Siegerin mochte "Marionetten"-Lied nicht
Sandie Shaw, in ihrer Heimat schon vor dem ESC eine der tonangebenden Figuren der Beatkultur in London, mochte, Ironie dieser Siegesgeschichte, "Puppet On A String" gar nicht: Sie sei niemals eine Marionette irgendeines Mannes (und um Mann-Frau-Verhältnisse ging es aus der Perspektive von Frauen damals immer), und sie fände überhaupt die ganze Sache albern und anspruchslos. Ihr Team wusste es besser, der Komponist und ihr Management: Dieser britische Beitrag war eingängig nach den ersten Tönen, ohne zu verstören, mitreißend und sympathisch. Die Shaw trat, was kein Kommentator verschwieg, barfüßig auf: Das musste als Zeichen für Coolness verstanden werden, als Signal, dass sie mit der gewissen Steifheit, die sonst bei allen ESCs inszeniert worden war, nicht viel am Hut hat. Anhaltender Beifall auch in der Wiener Hofburg durch das Saalpublikum war der Lohn.

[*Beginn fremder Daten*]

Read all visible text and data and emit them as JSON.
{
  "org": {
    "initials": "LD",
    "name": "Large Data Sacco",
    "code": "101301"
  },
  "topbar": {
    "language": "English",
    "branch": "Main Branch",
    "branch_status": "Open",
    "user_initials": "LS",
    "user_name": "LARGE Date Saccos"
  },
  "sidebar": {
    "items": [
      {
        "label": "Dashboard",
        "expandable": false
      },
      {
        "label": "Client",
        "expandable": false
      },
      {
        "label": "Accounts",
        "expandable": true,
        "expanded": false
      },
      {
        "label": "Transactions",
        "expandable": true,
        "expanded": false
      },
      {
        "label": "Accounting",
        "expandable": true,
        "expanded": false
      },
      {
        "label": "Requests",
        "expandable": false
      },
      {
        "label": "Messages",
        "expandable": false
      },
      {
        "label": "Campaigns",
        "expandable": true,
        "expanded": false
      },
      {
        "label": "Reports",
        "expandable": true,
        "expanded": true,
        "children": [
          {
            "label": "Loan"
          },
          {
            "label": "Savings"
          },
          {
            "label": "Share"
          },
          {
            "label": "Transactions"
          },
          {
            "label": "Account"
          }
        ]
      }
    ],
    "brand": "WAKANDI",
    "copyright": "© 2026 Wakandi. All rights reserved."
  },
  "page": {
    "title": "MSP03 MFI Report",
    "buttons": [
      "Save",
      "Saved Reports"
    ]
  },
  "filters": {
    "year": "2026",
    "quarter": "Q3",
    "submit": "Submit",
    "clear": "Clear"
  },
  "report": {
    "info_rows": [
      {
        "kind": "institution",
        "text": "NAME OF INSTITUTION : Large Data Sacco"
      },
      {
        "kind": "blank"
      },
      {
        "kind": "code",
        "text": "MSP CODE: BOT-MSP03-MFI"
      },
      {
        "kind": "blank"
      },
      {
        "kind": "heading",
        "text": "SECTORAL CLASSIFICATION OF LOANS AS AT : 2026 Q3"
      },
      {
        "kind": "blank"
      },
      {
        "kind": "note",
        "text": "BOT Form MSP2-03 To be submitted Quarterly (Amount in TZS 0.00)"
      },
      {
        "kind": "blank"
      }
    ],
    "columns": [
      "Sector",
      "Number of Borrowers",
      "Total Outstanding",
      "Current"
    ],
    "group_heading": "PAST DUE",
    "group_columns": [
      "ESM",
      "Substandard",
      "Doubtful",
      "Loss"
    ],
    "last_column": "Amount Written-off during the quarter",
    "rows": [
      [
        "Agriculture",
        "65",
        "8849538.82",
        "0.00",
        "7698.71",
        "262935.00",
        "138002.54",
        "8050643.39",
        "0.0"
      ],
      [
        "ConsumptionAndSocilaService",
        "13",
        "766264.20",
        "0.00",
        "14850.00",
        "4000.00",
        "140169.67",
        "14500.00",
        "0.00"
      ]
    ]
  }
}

Sandie Shaw war mit diesem Sieg beim Eurovision Song Contest über Nacht ein europäischer Star geworden: Ihr Lied - das sie unter dem Titel "Wiedehopf im Mai" auch auf Deutsch einsang - war in vielen Charts hoch dotiert, es verkaufte sich glänzend: Das Vereinigte Königreich galt fortan als sichere Bank für exzellente europäische Popmusik auch beim ESC.
Vicky Leandros enttäuscht von Platz 4
Die kommerziell fetteste Ausbeute aber machte die Hamburgerin Vicky Leandros, die für Luxemburg mit "L'amour est bleu" an den Start ging und auf den Sieg in Wien hoffte. Aber sie wurde nur, zu ihrer großen Enttäuschung, Vierte (17 Punkte). Das Chanson verkaufte sich dennoch langfristig am besten - nicht zuletzt auch in der Orchesterfassung von Paul Mauriat. Sie sollte es abermals versuchen, fünf Jahre später: "Après toi", Siegeslied von Edinburgh, war die Antwort auf den vierten Platz von Wien.
Sandie Shaw, inzwischen 70 Jahre, hat inzwischen ein besseres Verhältnis zu "Puppet On A String" gewonnen - sie verdreht nicht mehr die Augen vor Angewidertheit, wenn sie auf die Tage von Wien angesprochen wird: Es war ja auch ein wirklich prima Lied und eine perfekte Darbietung.